The scenery rates as the most beautiful place that I have ever had the privilege of gazing upon. The black bears and the grizzlies are almost as plentiful as the fish.
The pilots have lots of places that they routinely fly to looking for fish but often they just fly 200-300 feet above the streams looking for pods of silvers and then they land the helicopter on a gravel bar or literally in a shallow shoal.
On one occasion I stood in one spot and landed 18 silver salmon in the 8-12 pound range. All of them came on a PJ’s pink 1/16 oz. tournament quality marabou jig that I was stripping on a 1x fluorocarbon leader.

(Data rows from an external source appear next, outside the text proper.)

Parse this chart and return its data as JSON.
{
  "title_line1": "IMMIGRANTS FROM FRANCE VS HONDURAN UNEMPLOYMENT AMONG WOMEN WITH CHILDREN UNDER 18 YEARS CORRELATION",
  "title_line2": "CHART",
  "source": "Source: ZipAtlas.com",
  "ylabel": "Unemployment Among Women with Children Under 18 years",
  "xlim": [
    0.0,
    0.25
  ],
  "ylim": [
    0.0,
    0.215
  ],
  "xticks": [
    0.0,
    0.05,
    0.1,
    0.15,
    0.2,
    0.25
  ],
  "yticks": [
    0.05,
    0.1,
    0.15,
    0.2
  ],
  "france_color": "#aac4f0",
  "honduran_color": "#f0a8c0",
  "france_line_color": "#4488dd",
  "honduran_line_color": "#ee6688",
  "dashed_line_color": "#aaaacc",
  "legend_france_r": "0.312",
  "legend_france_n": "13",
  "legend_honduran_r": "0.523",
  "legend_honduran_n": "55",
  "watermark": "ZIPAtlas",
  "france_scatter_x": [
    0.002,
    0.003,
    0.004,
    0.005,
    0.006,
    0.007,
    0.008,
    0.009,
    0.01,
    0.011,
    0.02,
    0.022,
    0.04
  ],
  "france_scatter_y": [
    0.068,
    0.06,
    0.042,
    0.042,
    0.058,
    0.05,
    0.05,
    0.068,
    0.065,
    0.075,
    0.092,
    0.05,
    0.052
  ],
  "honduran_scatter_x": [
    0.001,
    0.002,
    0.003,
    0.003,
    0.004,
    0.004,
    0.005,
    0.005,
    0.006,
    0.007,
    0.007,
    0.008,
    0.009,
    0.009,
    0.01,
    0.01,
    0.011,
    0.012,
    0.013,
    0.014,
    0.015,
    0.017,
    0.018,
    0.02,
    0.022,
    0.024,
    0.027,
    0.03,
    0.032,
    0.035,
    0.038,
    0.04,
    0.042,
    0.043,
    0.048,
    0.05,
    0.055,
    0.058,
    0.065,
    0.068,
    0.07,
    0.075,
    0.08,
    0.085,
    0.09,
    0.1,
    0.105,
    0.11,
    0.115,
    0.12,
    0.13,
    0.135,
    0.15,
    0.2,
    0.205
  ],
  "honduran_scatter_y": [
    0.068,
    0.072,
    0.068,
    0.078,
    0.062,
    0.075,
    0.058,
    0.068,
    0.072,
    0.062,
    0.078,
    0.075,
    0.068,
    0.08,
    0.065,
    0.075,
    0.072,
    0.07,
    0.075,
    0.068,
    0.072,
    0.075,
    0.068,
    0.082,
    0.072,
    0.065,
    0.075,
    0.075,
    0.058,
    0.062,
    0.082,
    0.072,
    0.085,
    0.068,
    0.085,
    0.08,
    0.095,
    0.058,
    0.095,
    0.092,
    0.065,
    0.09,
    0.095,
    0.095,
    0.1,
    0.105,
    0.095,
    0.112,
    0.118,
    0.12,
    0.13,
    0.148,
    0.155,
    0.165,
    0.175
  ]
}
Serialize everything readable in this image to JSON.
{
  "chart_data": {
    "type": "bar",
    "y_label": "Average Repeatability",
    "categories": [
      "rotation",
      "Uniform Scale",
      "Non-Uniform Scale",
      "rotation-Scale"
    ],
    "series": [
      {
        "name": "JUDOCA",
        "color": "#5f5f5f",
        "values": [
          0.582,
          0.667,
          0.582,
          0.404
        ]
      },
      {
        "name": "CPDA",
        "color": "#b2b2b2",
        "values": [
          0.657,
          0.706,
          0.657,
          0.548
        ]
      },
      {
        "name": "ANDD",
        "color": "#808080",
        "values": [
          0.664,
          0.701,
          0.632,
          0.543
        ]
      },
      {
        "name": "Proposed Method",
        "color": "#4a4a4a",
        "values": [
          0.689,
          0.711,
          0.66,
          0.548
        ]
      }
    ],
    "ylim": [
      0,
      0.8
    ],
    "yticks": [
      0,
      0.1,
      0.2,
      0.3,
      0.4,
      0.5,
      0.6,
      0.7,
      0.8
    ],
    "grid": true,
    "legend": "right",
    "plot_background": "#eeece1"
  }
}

One day the silver salmon fishing was slow and I found a section of the stream that we were fishing that had a decent amount of small to medium size rainbow and dollies feeding on eggs from spawning chum salmon. I convinced one of our group to join me and we walked further and further away from the helicopter and the rest of the group. I was caught up catching and releasing trout on a small pink jig when I heard my friend scream “Bear” and throw down his rod and run as fast as a 58 year old man can run in waders. By the time I spotted the bear, my friend was halfway back to the helicopter. The largest male grizzly that I ever encountered up close was in the middle of the small stream about 40 yards from me swimming leisurely upstream toward me. He stopped to catch and eat a dying chum salmon and I backed slowly out of the water picking up my friend’s rod and then I moved quickly toward the helicopter as well. Our entire party got in the helicopter and we sat and watched the giant male grizzly put on a show just a few yards in front of us as he swam upstream stopping occasionally to eat a dead salmon.

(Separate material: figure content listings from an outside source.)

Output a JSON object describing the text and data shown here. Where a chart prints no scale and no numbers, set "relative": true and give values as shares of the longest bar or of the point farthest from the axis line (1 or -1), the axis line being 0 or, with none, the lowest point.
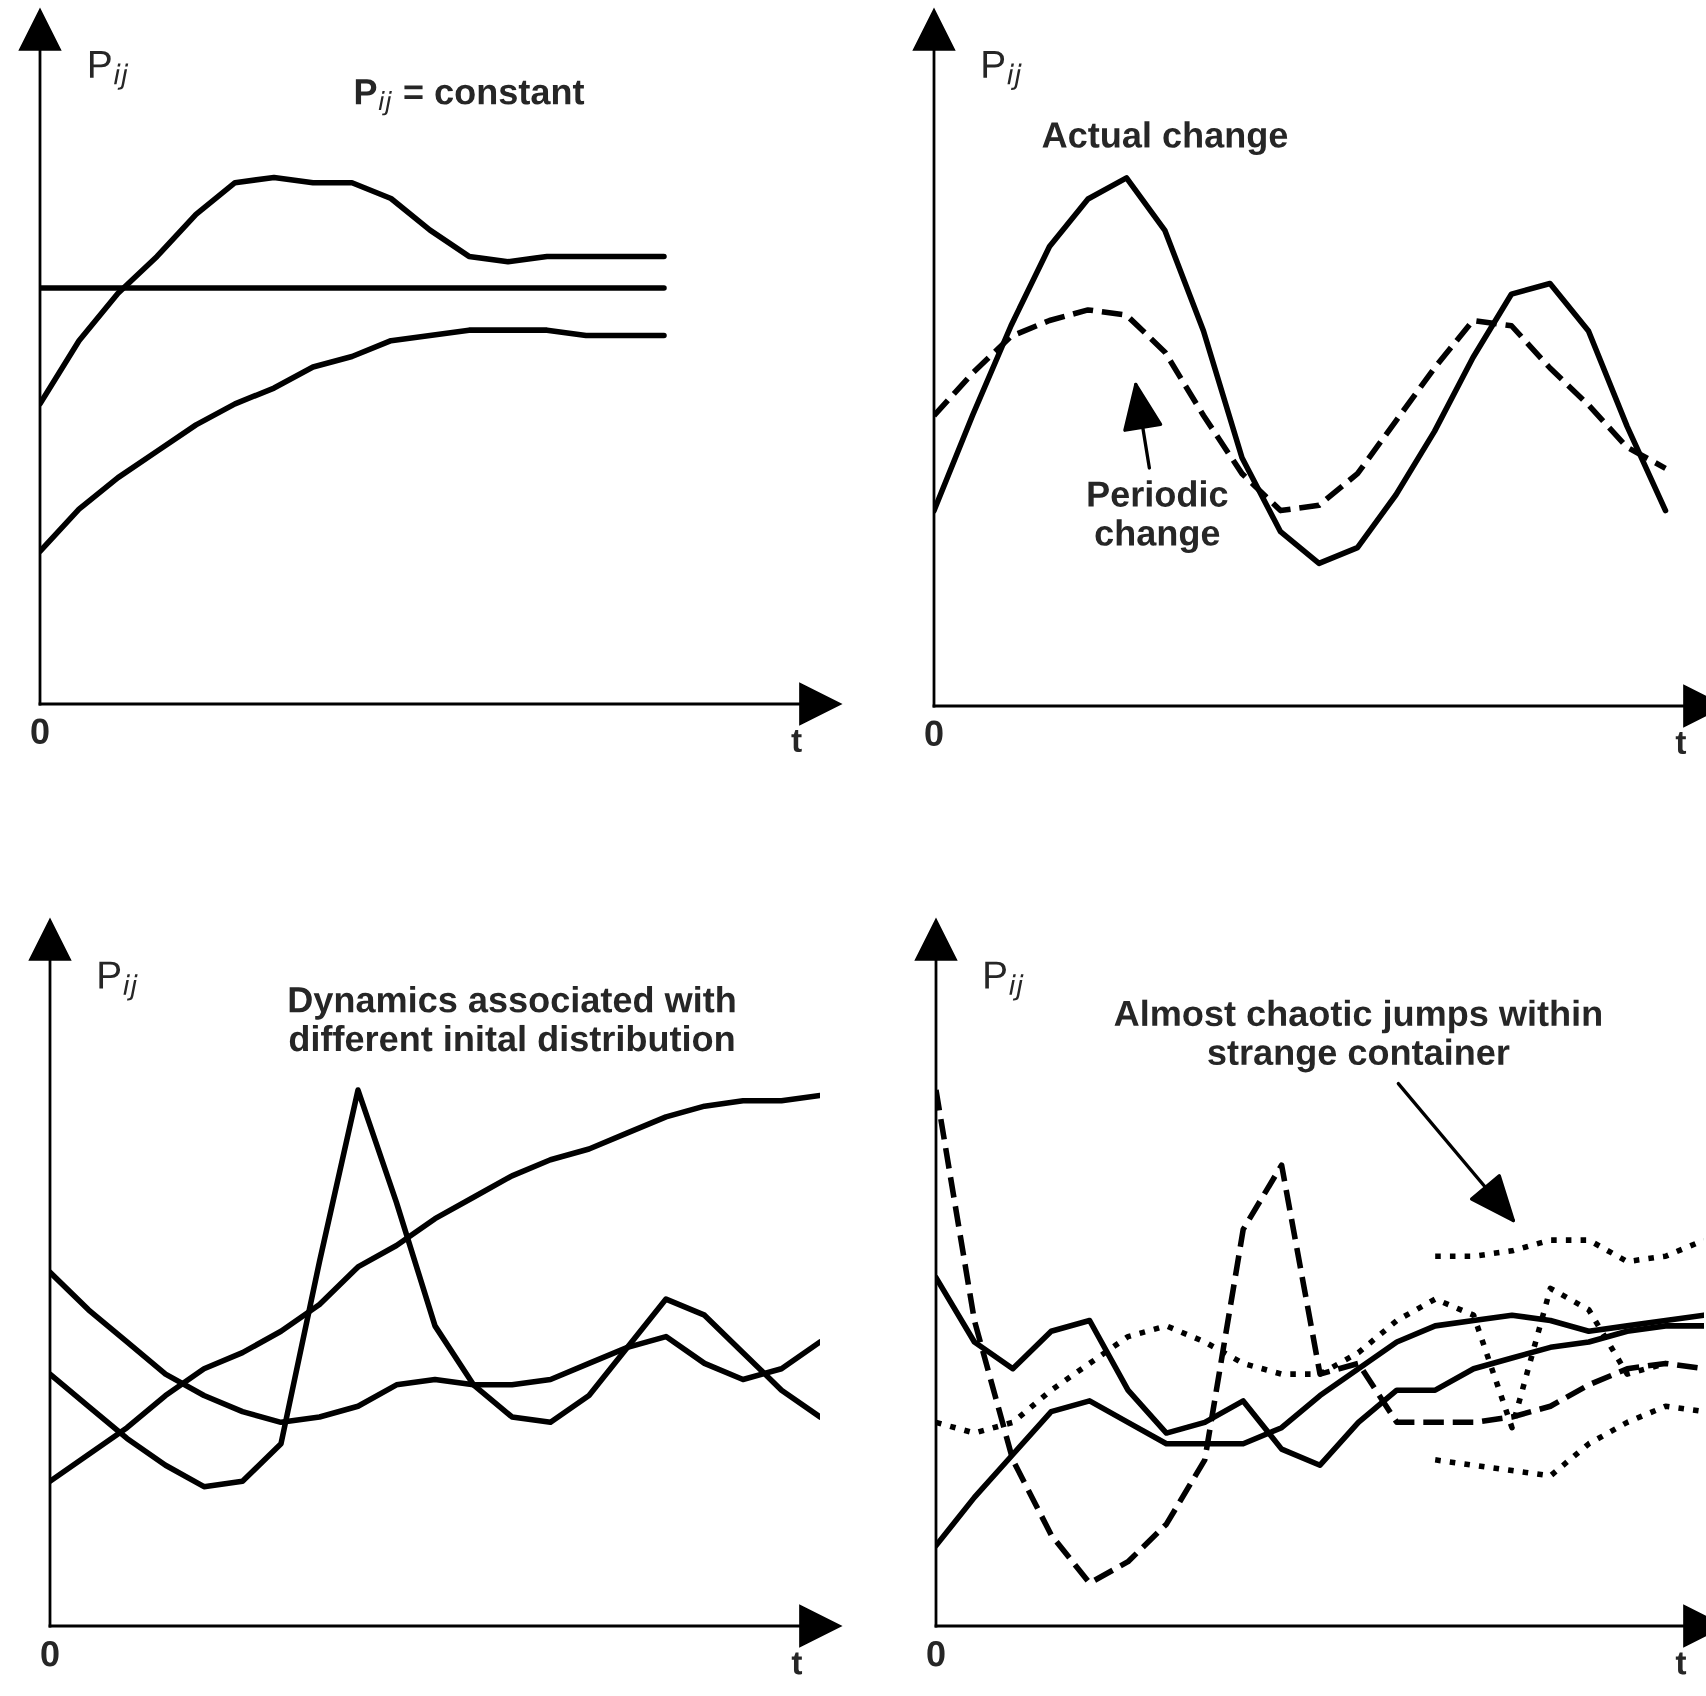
{
  "chart_data": [
    {
      "type": "line",
      "relative": true,
      "ylabel": "P$_{ij}$",
      "xlabel": "t",
      "categories": [
        null,
        null,
        null,
        null,
        null,
        null,
        null,
        null,
        null,
        null,
        null,
        null,
        null,
        null,
        null,
        null,
        null,
        null,
        null,
        null,
        null
      ],
      "annotations": [
        "P$_{ij}$ = constant",
        "0"
      ],
      "series": [
        {
          "color": "#000000",
          "line_style": "solid",
          "values": [
            0.57,
            0.69,
            0.78,
            0.85,
            0.93,
            0.99,
            1.0,
            0.99,
            0.99,
            0.96,
            0.9,
            0.85,
            0.84,
            0.85,
            0.85,
            0.85,
            0.85,
            null,
            null,
            null,
            null
          ]
        },
        {
          "color": "#000000",
          "line_style": "solid",
          "values": [
            0.79,
            0.79,
            0.79,
            0.79,
            0.79,
            0.79,
            0.79,
            0.79,
            0.79,
            0.79,
            0.79,
            0.79,
            0.79,
            0.79,
            0.79,
            0.79,
            0.79,
            null,
            null,
            null,
            null
          ]
        },
        {
          "color": "#000000",
          "line_style": "solid",
          "values": [
            0.29,
            0.37,
            0.43,
            0.48,
            0.53,
            0.57,
            0.6,
            0.64,
            0.66,
            0.69,
            0.7,
            0.71,
            0.71,
            0.71,
            0.7,
            0.7,
            0.7,
            null,
            null,
            null,
            null
          ]
        }
      ]
    },
    {
      "type": "line",
      "relative": true,
      "ylabel": "P$_{ij}$",
      "xlabel": "t",
      "categories": [
        null,
        null,
        null,
        null,
        null,
        null,
        null,
        null,
        null,
        null,
        null,
        null,
        null,
        null,
        null,
        null,
        null,
        null,
        null,
        null,
        null
      ],
      "annotations": [
        "Actual change",
        "Periodic\nchange",
        "0"
      ],
      "series": [
        {
          "color": "#000000",
          "line_style": "solid",
          "values": [
            0.37,
            0.55,
            0.72,
            0.87,
            0.96,
            1.0,
            0.9,
            0.71,
            0.47,
            0.33,
            0.27,
            0.3,
            0.4,
            0.52,
            0.66,
            0.78,
            0.8,
            0.71,
            0.53,
            0.37,
            null
          ]
        },
        {
          "color": "#000000",
          "line_style": "dashed",
          "values": [
            0.55,
            0.63,
            0.7,
            0.73,
            0.75,
            0.74,
            0.67,
            0.55,
            0.44,
            0.37,
            0.38,
            0.44,
            0.54,
            0.64,
            0.73,
            0.72,
            0.64,
            0.57,
            0.49,
            0.45,
            null
          ]
        }
      ]
    },
    {
      "type": "line",
      "relative": true,
      "ylabel": "P$_{ij}$",
      "xlabel": "t",
      "categories": [
        null,
        null,
        null,
        null,
        null,
        null,
        null,
        null,
        null,
        null,
        null,
        null,
        null,
        null,
        null,
        null,
        null,
        null,
        null,
        null,
        null
      ],
      "annotations": [
        "Dynamics associated with\ndifferent inital distribution",
        "0"
      ],
      "series": [
        {
          "color": "#000000",
          "line_style": "solid",
          "values": [
            0.27,
            0.32,
            0.37,
            0.43,
            0.48,
            0.51,
            0.55,
            0.6,
            0.67,
            0.71,
            0.76,
            0.8,
            0.84,
            0.87,
            0.89,
            0.92,
            0.95,
            0.97,
            0.98,
            0.98,
            0.99
          ]
        },
        {
          "color": "#000000",
          "line_style": "solid",
          "values": [
            0.66,
            0.59,
            0.53,
            0.47,
            0.43,
            0.4,
            0.38,
            0.39,
            0.41,
            0.45,
            0.46,
            0.45,
            0.45,
            0.46,
            0.49,
            0.52,
            0.54,
            0.49,
            0.46,
            0.48,
            0.53
          ]
        },
        {
          "color": "#000000",
          "line_style": "solid",
          "values": [
            0.47,
            0.41,
            0.35,
            0.3,
            0.26,
            0.27,
            0.34,
            0.68,
            1.0,
            0.79,
            0.56,
            0.45,
            0.39,
            0.38,
            0.43,
            0.52,
            0.61,
            0.58,
            0.51,
            0.44,
            0.39
          ]
        }
      ]
    },
    {
      "type": "line",
      "relative": true,
      "ylabel": "P$_{ij}$",
      "xlabel": "t",
      "categories": [
        null,
        null,
        null,
        null,
        null,
        null,
        null,
        null,
        null,
        null,
        null,
        null,
        null,
        null,
        null,
        null,
        null,
        null,
        null,
        null,
        null
      ],
      "annotations": [
        "Almost chaotic jumps within\nstrange container",
        "0"
      ],
      "series": [
        {
          "color": "#000000",
          "line_style": "solid",
          "values": [
            0.65,
            0.53,
            0.48,
            0.55,
            0.57,
            0.44,
            0.36,
            0.38,
            0.42,
            0.33,
            0.3,
            0.38,
            0.44,
            0.44,
            0.48,
            0.5,
            0.52,
            0.53,
            0.55,
            0.56,
            0.56
          ]
        },
        {
          "color": "#000000",
          "line_style": "solid",
          "values": [
            0.15,
            0.24,
            0.32,
            0.4,
            0.42,
            0.38,
            0.34,
            0.34,
            0.34,
            0.37,
            0.43,
            0.48,
            0.53,
            0.56,
            0.57,
            0.58,
            0.57,
            0.55,
            0.56,
            0.57,
            0.58
          ]
        },
        {
          "color": "#000000",
          "line_style": "dotted",
          "values": [
            0.38,
            0.36,
            0.38,
            0.44,
            0.49,
            0.54,
            0.56,
            0.53,
            0.49,
            0.47,
            0.47,
            0.51,
            0.57,
            0.61,
            0.58,
            0.37,
            0.63,
            0.59,
            0.47,
            0.49,
            null
          ]
        },
        {
          "color": "#000000",
          "line_style": "dashed",
          "values": [
            1.0,
            0.57,
            0.31,
            0.17,
            0.08,
            0.12,
            0.19,
            0.31,
            0.74,
            0.86,
            0.47,
            0.49,
            0.38,
            0.38,
            0.38,
            0.39,
            0.41,
            0.45,
            0.48,
            0.49,
            0.48
          ]
        },
        {
          "color": "#000000",
          "line_style": "dotted",
          "values": [
            null,
            null,
            null,
            null,
            null,
            null,
            null,
            null,
            null,
            null,
            null,
            null,
            null,
            0.69,
            0.69,
            0.7,
            0.72,
            0.72,
            0.68,
            0.69,
            0.72
          ]
        },
        {
          "color": "#000000",
          "line_style": "dotted",
          "values": [
            null,
            null,
            null,
            null,
            null,
            null,
            null,
            null,
            null,
            null,
            null,
            null,
            null,
            0.31,
            0.3,
            0.29,
            0.28,
            0.34,
            0.38,
            0.41,
            0.4
          ]
        }
      ]
    }
  ]
}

Later that day we were fishing in a tight spot on another stream that was loaded with pinks and a few silvers. I moved down the bank from the rest of the group in a place that I could not wade out very far into the river because it dropped off quickly. It was also covered with overhanging trees, making it impossible to do anything other than roll cast which is no simple task with sink-tip line and a 1/16 oz. jig. I had spotted what I thought was the biggest silver salmon that I had ever seen but I couldn’t quite reach him with my casts. There was one nearby tree that had fallen into the river. I thought that if I could just get on it and scoot and slide down the log into the river and stop on a limb that would hopefully have me sitting on the log down in the water near the top of my waders and in range of the big fish. All I had to risk was my pride, so after saying a quick prayer I went for it.

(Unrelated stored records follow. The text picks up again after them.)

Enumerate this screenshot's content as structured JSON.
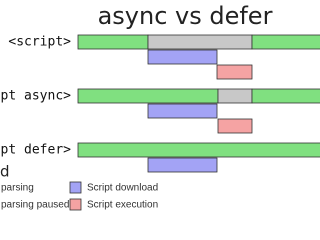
{
  "title": "async vs defer",
  "rows": [
    {
      "label": "<script>"
    },
    {
      "label": "pt async>"
    },
    {
      "label": "pt defer>"
    }
  ],
  "legend": {
    "title": "d",
    "items": [
      "parsing",
      "parsing paused",
      "Script download",
      "Script execution"
    ]
  }
}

Sometimes things work out and sometimes they don’t. This time the good Lord smiled on me and my scheme worked. I stopped with 6 inches of clearance left on the top of my waders and I was able to roll cast toward the big fish. To my surprise he took my jig and the battle was on. After 10 minutes and a lot of good fortune and only falling in once, I landed a 33 inch silver salmon that we guestimated at 16 pounds. I went back to the lodge one wet and very happy fisherman.